Il calore di mare, terra e aria è il “motore” che muove l’atmosfera; più calore significa più “carburante” per venti, tempeste e temporali. Detto in gergo più tecnico, l’atmosfera ha più energia a disposizione e questo provoca un aumento medio di intensità dei fenomeni.
Negli ultimi 10 anni in Italia si sono verificati circa 1000 eventi meteo estremi che hanno colpito oltre 600 comuni. Ad esempio, il numero di trombe d’aria riportate negli ultimi anni è aumentato notevolmente, così come la media delle intensità registrate. Come riporta il col.
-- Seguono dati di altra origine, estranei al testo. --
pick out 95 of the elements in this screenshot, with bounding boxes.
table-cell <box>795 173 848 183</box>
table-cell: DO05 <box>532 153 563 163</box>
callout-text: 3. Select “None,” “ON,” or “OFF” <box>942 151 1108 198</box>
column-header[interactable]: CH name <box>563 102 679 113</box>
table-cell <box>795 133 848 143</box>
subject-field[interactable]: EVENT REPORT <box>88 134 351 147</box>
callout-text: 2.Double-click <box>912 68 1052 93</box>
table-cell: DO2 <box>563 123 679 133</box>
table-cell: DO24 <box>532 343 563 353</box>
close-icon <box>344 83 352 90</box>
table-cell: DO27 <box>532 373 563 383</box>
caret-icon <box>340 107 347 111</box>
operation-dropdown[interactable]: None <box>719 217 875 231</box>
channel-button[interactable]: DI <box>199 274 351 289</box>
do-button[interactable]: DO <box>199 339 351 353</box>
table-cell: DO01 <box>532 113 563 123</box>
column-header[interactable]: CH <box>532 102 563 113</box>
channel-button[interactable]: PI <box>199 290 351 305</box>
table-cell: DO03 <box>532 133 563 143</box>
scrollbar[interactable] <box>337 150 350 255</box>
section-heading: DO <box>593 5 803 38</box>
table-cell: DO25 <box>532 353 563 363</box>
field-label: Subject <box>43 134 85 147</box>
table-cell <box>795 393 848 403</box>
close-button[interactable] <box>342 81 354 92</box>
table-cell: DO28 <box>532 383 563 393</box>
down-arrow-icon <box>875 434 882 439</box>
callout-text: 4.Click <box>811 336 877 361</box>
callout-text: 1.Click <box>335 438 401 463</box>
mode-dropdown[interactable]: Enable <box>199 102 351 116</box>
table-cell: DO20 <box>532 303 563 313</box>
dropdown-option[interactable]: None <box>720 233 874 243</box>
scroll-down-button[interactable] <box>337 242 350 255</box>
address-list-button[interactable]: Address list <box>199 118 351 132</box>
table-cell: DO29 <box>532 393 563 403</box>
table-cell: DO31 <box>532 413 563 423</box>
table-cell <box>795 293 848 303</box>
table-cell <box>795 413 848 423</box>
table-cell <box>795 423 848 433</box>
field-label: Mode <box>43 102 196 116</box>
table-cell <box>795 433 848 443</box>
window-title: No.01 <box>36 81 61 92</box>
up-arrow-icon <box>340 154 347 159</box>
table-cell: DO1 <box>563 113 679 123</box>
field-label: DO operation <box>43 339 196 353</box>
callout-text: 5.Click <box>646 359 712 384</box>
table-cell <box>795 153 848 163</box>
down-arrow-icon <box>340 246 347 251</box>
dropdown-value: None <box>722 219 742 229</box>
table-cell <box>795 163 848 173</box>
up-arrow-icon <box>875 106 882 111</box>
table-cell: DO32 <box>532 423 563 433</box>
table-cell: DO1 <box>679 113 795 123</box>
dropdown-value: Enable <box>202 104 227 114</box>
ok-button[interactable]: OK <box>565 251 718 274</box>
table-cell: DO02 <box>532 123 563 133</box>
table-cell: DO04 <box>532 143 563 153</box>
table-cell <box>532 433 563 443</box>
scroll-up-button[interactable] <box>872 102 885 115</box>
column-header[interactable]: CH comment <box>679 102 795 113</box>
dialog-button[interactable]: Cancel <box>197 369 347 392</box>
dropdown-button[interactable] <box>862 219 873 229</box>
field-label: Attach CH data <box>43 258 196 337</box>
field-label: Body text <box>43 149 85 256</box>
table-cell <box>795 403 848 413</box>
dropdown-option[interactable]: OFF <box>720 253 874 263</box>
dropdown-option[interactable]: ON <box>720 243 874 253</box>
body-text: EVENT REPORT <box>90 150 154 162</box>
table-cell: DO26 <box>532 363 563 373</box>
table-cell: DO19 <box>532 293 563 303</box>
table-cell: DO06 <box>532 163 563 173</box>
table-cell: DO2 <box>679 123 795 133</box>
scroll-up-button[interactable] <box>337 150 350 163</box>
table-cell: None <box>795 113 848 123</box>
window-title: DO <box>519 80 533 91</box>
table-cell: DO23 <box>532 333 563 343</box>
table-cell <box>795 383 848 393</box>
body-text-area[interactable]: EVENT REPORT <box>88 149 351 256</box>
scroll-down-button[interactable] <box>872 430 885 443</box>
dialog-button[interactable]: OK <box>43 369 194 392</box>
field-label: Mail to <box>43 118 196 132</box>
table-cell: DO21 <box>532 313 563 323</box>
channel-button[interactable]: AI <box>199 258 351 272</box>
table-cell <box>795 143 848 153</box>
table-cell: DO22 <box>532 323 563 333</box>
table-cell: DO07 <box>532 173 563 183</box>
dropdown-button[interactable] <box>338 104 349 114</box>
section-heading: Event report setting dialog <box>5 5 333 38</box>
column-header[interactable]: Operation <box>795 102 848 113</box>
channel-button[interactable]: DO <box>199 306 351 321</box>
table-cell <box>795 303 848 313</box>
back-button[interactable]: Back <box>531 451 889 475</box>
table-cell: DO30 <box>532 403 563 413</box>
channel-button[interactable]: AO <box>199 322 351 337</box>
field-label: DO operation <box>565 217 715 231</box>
Giuliacci, siamo passati dai 30-50 casi l’anno nel periodo 1970-2000 a ben 72 casi nel 2020 e addirittura 105 casi nel 2021, il più alto valore di sempre.

Per fortuna la conformazione del nostro territorio non favorisce la creazione di tornado, che prediligono zone pianeggianti, ciononostante in anni recenti ci sono state trombe d’aria a Breganze, Fara Vicentino e Roana.

Solo pochi anni fa le nostre montagne sono state investite dalla tempesta Vaia, in cui un fortissimo vento di scirocco tra i 100 ed i 200 km/h ha provocato lo schianto di milioni di alberi, provocando un vero e proprio disastro naturale da cui i boschi devono ancora risollevarsi.

Diverse grandinate eccezionali per la dimensione dei chicchi sono avvenute nelle nostre zone negli ultimi anni, con danni a raccolti, macchine e edifici.

grandine a Piovene Rocchette, settembre 2020

Quest’anno invece è cominciato con un’estrema siccità dovuta alle scarsissime precipitazioni durante l’autunno/inverno. È dal 2020 che l’Italia è in deficit idrico, ma adesso la situazione è particolarmente grave e il terreno eccezionalmente secco potrebbe impattare in modo pesante sull’agricoltura . “Nelle nostre zone rispetto alla media le precipitazioni dell’ultimo anno sono inferiori di oltre 400 mm e l’umidità al suolo di circa l’80%”.

È un errore indicare questo o quell’evento come direttamente causato dal riscaldamento globale perché si tratta di eventi che sono sempre accaduti; tuttavia, con l’aumento delle temperature dobbiamo fare i conti con l’aumento di frequenza ed intensità dei fenomeni.

Dopo gli articoli sui “Cambiamenti Climatici” pubblicati nel 2020 e 2021 questo, che avete appena letto, è il primo di quattro nuovi approfondimenti sull’argomento che affronteremo in questo 2022.